The team has been set up to support full banking requirements for these businesses albeit with a particular focus on those which require tooling finance. Manufacturers in the supply chain typically invest between £30,000 to £1m for each new piece of tooling, but tend not to see a return on that investment for around 18 months. The Bank’s financial support includes a rolling tooling finance facility which allows automotive manufacturers access to funding as and when they require new tools, rather than having to apply for funding every time a new component is required.
The new team will be led by Kevin Rimmer, Clydesdale and Yorkshire Bank’s Head of Manufacturing, and Automotive Director Heather Griffin.
The Bank’s increase in support comes at a time of confidence and growth in the UK’s car manufacturing sector. According to The Society of Motor Manufacturers and Traders, last year 1,528,148 cars were manufactured in the UK, a 1.2% rise on the previous year. This was a strong performance despite export values falling slightly on the back of difficult overseas markets particularly against a backdrop of slower growth in the EU – the UK’s largest export market.
Kevin Rimmer said:
“The UK’s car manufacturing industry is growing in confidence and productivity to meet consumer demand for more innovative and energy efficient vehicles.
“This growth is being fuelled by £7bn worth of investment in production facilities announced over the last two years. As a result of investment in new models, machinery and plant, the entire supply chain is set to benefit and invest in the market with further growth expected in 2015.
“The Automotive Council estimates the value of opportunity for tier two and three suppliers to be in the region of £2bn. This is in addition to the £3bn worth of opportunity for tier one suppliers. In order to meet that level of demand, the supply chain will be investing in tooling and also new people, equipment and premises.

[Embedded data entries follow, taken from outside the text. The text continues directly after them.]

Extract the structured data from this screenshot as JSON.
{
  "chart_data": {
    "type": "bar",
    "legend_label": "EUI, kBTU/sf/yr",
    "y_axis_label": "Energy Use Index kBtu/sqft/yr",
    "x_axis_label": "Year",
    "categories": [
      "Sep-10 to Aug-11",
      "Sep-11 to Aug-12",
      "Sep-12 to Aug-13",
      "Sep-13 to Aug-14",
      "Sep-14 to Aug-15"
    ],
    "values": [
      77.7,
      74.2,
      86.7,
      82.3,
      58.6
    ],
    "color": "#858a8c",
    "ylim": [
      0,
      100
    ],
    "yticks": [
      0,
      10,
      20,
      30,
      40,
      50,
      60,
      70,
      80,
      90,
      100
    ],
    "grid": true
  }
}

“We are delighted to play our part in supporting the growth of the automotive manufacturing sector by providing a flexible and specialist approach.”
Michael Mychajluk, Jaguar Land Rover Supply Chain and External Engagement Manager and Automotive Council Supply Chain Group Member, said:
“The Automotive Council Access to Finance workstream has been talking to the major British Banks on how the automotive industry operates and the opportunities for growth that exist in the supply chain. The great news is that the banks have listened and actioned support through new bespoke lending solutions.”
Many UK automotive suppliers are benefiting from the sustained growth in the sector but need to extend their working capital facilities to help meet this opportunity.
One such business supported by Yorkshire Bank is tier one supplier, Tipton-based CAB Automotive which supplies interior trim parts to the automotive industry. A Yorkshire Bank customer since 2010, as well as full-banking support, CAB Automotive has benefitted from flexible tooling finance facilities which have enabled it to grow and target new markets.
Richard McCulloch, CAB Automotive’s group finance director, said:
“Yorkshire Bank has taken the time to understand the sector and our business. The team provides us with funding which is bespoke and structured to meet our immediate and long-term growth requirements.
“While the UK automotive manufacturing sector is growing and the prospects for future growth are positive, it is still a competitive marketplace. This is particularly true for smaller, privately-owned suppliers such as ourselves who are competing against larger pan-European manufacturers.”